The law anticipates that the drafter of the contract would act in good faith and would not take advantage of the other party in the contract. In fact, in an ideal situation drafting should not be left to only one party as the anticipation and assumption of the law is that all parties are equal and so no party should be given an upper hand in drafting the contract. This approach thus appears to make most business sense as the ambiguity and or anything analogous to ambiguities are occasioned by poor drafting which was done without due diligence and regard of the law. As such, the drafter should own the blame and incur the liability. This argument makes the most business sense. In that strain, it is my position that the drafter should be held responsible and therefore the court’s approach of interpretation against the drafter is logical and consistent with the spirit and letter of the law.
In addition, I find the choice of language clause essential.
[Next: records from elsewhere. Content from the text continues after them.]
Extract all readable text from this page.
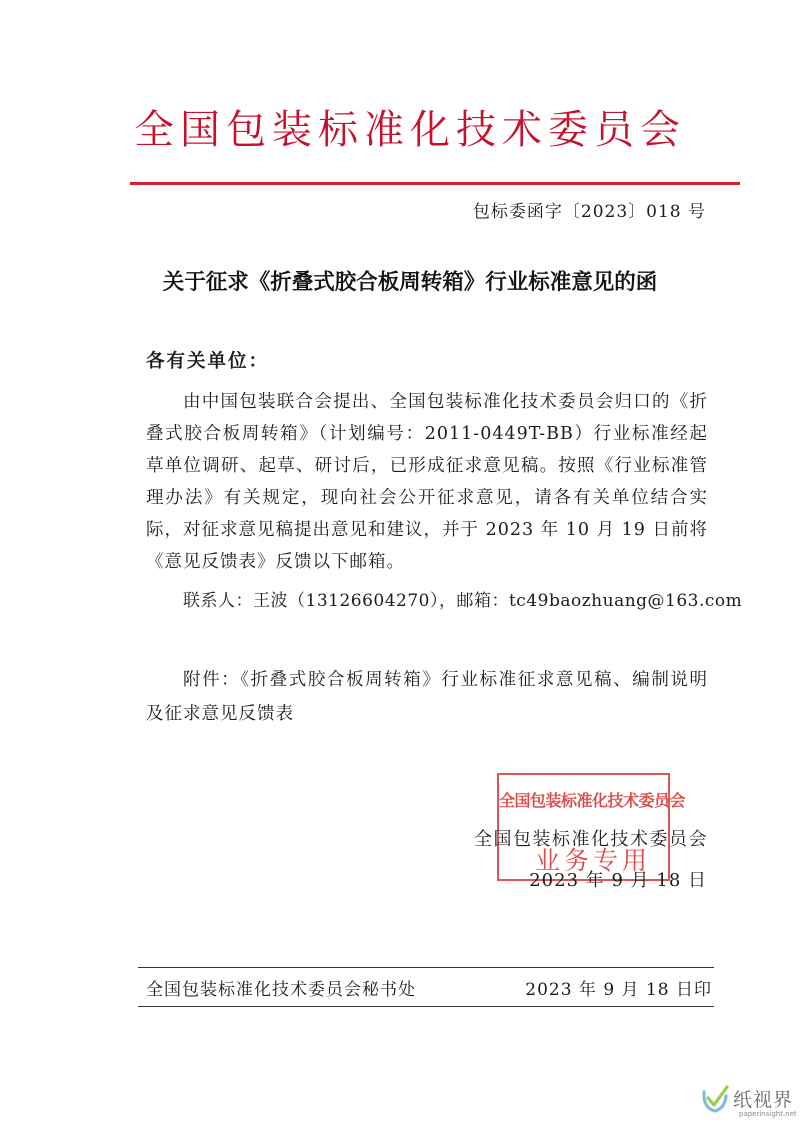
全国包装标准化技术委员会
包标委函字〔2023〕018 号
关于征求《折叠式胶合板周转箱》行业标准意见的函
各有关单位：
由中国包装联合会提出、全国包装标准化技术委员会归口的《折叠式胶合板周转箱》（计划编号：2011-0449T-BB）行业标准经起草单位调研、起草、研讨后，已形成征求意见稿。按照《行业标准管理办法》有关规定，现向社会公开征求意见，请各有关单位结合实际，对征求意见稿提出意见和建议，并于 2023 年 10 月 19 日前将《意见反馈表》反馈以下邮箱。
联系人：王波（13126604270），邮箱：tc49baozhuang@163.com
附件：《折叠式胶合板周转箱》行业标准征求意见稿、编制说明及征求意见反馈表
全国包装标准化技术委员会
业务专用
全国包装标准化技术委员会
2023 年 9 月 18 日
全国包装标准化技术委员会秘书处	2023 年 9 月 18 日印
纸视界
paperinsight.net
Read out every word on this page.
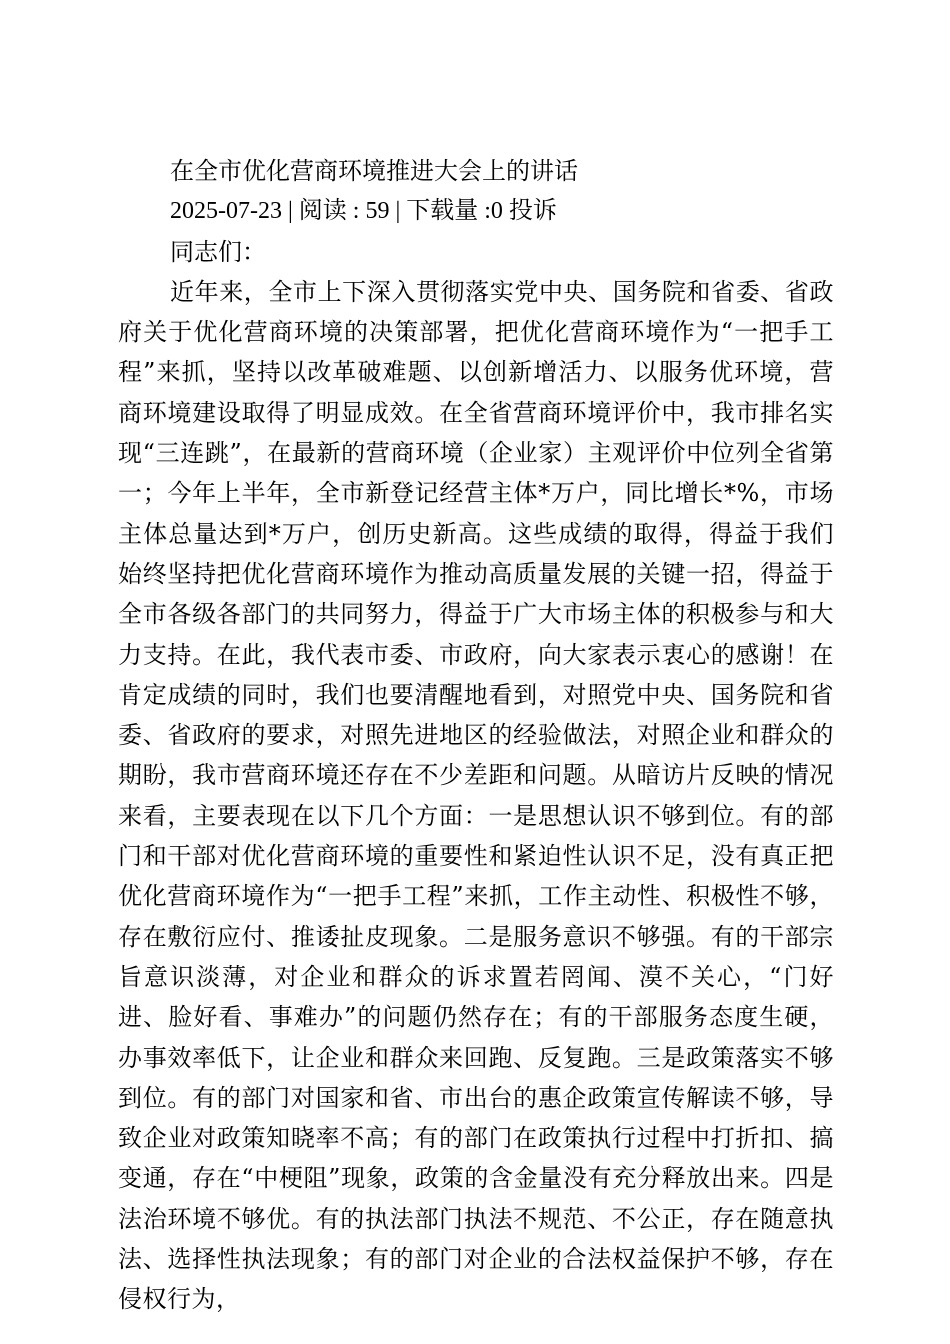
在全市优化营商环境推进大会上的讲话
2025-07-23 | 阅读 : 59 | 下载量 :0 投诉
同志们：

近年来，全市上下深入贯彻落实党中央、国务院和省委、省政府关于优化营商环境的决策部署，把优化营商环境作为“一把手工程”来抓，坚持以改革破难题、以创新增活力、以服务优环境，营商环境建设取得了明显成效。在全省营商环境评价中，我市排名实现“三连跳”，在最新的营商环境（企业家）主观评价中位列全省第一；今年上半年，全市新登记经营主体*万户，同比增长*%，市场主体总量达到*万户，创历史新高。这些成绩的取得，得益于我们始终坚持把优化营商环境作为推动高质量发展的关键一招，得益于全市各级各部门的共同努力，得益于广大市场主体的积极参与和大力支持。在此，我代表市委、市政府，向大家表示衷心的感谢！在肯定成绩的同时，我们也要清醒地看到，对照党中央、国务院和省委、省政府的要求，对照先进地区的经验做法，对照企业和群众的期盼，我市营商环境还存在不少差距和问题。从暗访片反映的情况来看，主要表现在以下几个方面：一是思想认识不够到位。有的部门和干部对优化营商环境的重要性和紧迫性认识不足，没有真正把优化营商环境作为“一把手工程”来抓，工作主动性、积极性不够，存在敷衍应付、推诿扯皮现象。二是服务意识不够强。有的干部宗旨意识淡薄，对企业和群众的诉求置若罔闻、漠不关心，“门好进、脸好看、事难办”的问题仍然存在；有的干部服务态度生硬，办事效率低下，让企业和群众来回跑、反复跑。三是政策落实不够到位。有的部门对国家和省、市出台的惠企政策宣传解读不够，导致企业对政策知晓率不高；有的部门在政策执行过程中打折扣、搞变通，存在“中梗阻”现象，政策的含金量没有充分释放出来。四是法治环境不够优。有的执法部门执法不规范、不公正，存在随意执法、选择性执法现象；有的部门对企业的合法权益保护不够，存在侵权行为，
This would enable the choice of language to use in the event of disparities in language. This solves cases in which one party takes advantage of different languages to cause discrepancies.
Doctrine of unjust enrichment
The doctrine of unjust enrichment which is the legal premise of quasi contracts is an equitable remedy borne out of the need to prevent the unjust enrichment of parties to a contract. Ideally, the law of contract is clear that courts should not and would not suffice for purposes of correcting a bad bargain on the part of a party. However, this needs to be distinguished from the concept of unjust enrichment. Unjust enrichment occurs when a party by taking advantage of the other reaps benefits where it has actually not sown a thing. I do agree with the doctrine of unjust enrichment. It is in line with the role of the law in ensuring that commercial transactions retain an ethical and fair face that is equitable and promises justice to all. In that vein, the doctrine of unjust enrichment would opt for quasi contracts in attempts to remedy the injustice. The principle is consistent with the need to instill a culture of fairness and equity in business.
However, the doctrine must not be abused to correct bad bargains made by businesses. In that regard, courts have generally been cautious not to interfere with contracts which actually represent bad bargains and judgment on the part of the either party. The court’s role correctly remains limited to ensuring that not any of the parties to the contract employs unorthodox and unacceptable methods to make unjust gains that would occasion unjust enrichment. The law is only doing the bare minimum. That is, ensure justice and equity in all and every commercial transactions.